Now there were a few nutrients I ran out of space to discuss last time. So without further ado, it’s time to get iron and omega 3 out of the way. Then selenium and iodine will get an honourable mention, despite the fact they’re really an issue for everyone in New Zealand regardless of diet.

Iron. No matter how much jumping and dancing current or former New Zealand Olympic athletes may do to try to convince you otherwise (seriously, people?!), iron can fortunately be obtained easily on a plant-based or vegan diet. Thank goodness, because when you think about the alternative, it’s just gross. Unless your name is Vladislav, Viago, or Deacon, obviously, or especially Petyr. Just like our friend calcium, iron is a mineral found in the ground. So unsurprisingly it’s found in plants.

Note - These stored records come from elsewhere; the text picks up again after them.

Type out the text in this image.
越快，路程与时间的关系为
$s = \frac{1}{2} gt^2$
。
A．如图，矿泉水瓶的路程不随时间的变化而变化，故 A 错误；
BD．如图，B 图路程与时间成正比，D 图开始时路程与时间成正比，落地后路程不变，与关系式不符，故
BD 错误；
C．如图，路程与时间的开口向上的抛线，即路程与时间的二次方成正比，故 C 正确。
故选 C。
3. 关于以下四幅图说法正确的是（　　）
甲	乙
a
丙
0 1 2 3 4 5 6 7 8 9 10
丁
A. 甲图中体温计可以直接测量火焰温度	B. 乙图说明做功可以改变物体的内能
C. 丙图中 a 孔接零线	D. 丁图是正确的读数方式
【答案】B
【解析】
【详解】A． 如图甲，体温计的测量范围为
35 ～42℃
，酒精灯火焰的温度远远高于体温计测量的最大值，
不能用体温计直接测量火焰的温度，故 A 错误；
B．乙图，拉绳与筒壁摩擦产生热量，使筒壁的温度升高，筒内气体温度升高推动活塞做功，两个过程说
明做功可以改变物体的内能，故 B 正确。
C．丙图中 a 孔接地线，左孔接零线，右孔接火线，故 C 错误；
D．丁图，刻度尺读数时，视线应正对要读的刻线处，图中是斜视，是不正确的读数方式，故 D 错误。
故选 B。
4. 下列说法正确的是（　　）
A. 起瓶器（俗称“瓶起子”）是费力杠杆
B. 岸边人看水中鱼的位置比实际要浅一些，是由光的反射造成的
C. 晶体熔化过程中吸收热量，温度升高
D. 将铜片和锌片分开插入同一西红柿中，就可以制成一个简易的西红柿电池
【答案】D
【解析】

There’s likely no need to go looking for particular foods as sources, but just a cup of oatmeal, black beans, or chickpeas (or their tastier form, hummus) will get you a decent amount. In being plant-based or vegan you’re also doing yourself and the environment the favour of not consuming dairy. Besides the fact that dairy contains next to no iron, to add insult to injury the calcium found in dairy can block the absorption of any iron that might be in the rest of your meal. What helps increase absorption of iron? Vitamin C. And that’s only found in plants. As an added bonus a plant-based way of eating helps balance hormones, which will consequently reduce iron requirements for many women.

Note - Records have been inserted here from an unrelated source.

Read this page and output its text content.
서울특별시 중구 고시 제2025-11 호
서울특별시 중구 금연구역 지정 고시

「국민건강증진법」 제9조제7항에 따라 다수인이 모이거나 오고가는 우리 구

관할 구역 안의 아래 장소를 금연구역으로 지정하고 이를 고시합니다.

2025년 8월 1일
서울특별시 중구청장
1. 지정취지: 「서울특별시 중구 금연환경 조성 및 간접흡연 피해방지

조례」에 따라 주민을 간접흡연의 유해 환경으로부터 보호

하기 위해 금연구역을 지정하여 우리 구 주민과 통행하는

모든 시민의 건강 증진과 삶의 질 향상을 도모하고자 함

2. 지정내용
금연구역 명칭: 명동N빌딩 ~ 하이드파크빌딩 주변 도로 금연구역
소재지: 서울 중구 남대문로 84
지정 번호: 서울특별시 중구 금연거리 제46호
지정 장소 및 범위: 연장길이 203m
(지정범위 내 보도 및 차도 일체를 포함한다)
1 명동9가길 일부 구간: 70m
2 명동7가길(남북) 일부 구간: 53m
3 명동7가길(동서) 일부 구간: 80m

Omega 3 has also sky-rocketed to fame in recent times. Although you’d probably be surprised to hear that marine animals are not the best source. Fish get their omega 3 from eating plants (or, often if you’re eating farmed fish, supplements) and so can you. Leafy green vegetables are a great source, but in fact omega 3s are found in enough plants that you’ll often get plenty without extra efforts. If you’d rather just get your omega 3 intake sorted for the day in one hit, all you need is a tablespoon of super-cheap ground flaxseed!

Omega 3 fats reduce inflammation, which is great. But in order to be used best by the body and to achieve real benefits, changing the ratio of omega 6 fats to omega 3 fats we eat is vitally important. This means that we need to work on reducing the omega 6 we eat as well as increasing our omega 3. Things that contain lots of omega 6 include (surprise, surprise) animal products, oils, and most other high fat foods, so we need to eat less of these too so we can get that balance just right.

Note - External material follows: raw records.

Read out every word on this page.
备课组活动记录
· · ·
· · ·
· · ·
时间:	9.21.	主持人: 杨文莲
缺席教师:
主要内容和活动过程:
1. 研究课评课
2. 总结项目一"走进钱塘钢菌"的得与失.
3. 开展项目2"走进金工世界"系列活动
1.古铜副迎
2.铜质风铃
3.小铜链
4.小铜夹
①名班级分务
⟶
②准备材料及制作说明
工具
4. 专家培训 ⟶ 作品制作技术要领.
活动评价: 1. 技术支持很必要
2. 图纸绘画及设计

Now to selenium and iodine. Both of these are low in New Zealand soil, so in theory all New Zealanders are unlikely to be getting enough. But a lot of the foods we eat are from elsewhere, so it’s thought that most New Zealanders get enough selenium because of these imported foods. However, the major source in this case is animal products, so for those of us not eating them, having a Brazil nut a day is a good idea. Finally, the major source of iodine in the diet for all New Zealanders is iodised salt, and salt’s just not great for anyone. So everyone here should really be taking an iodine supplement of 150mcg daily.

Well, that’s nutrition done and dusted! Protein will star in a future post. In the meantime everyone should be very happy that they can get all sorts of what they do ‘need’ on a plant-based or vegan diet, while enjoying the benefits of avoiding everything they don’t need.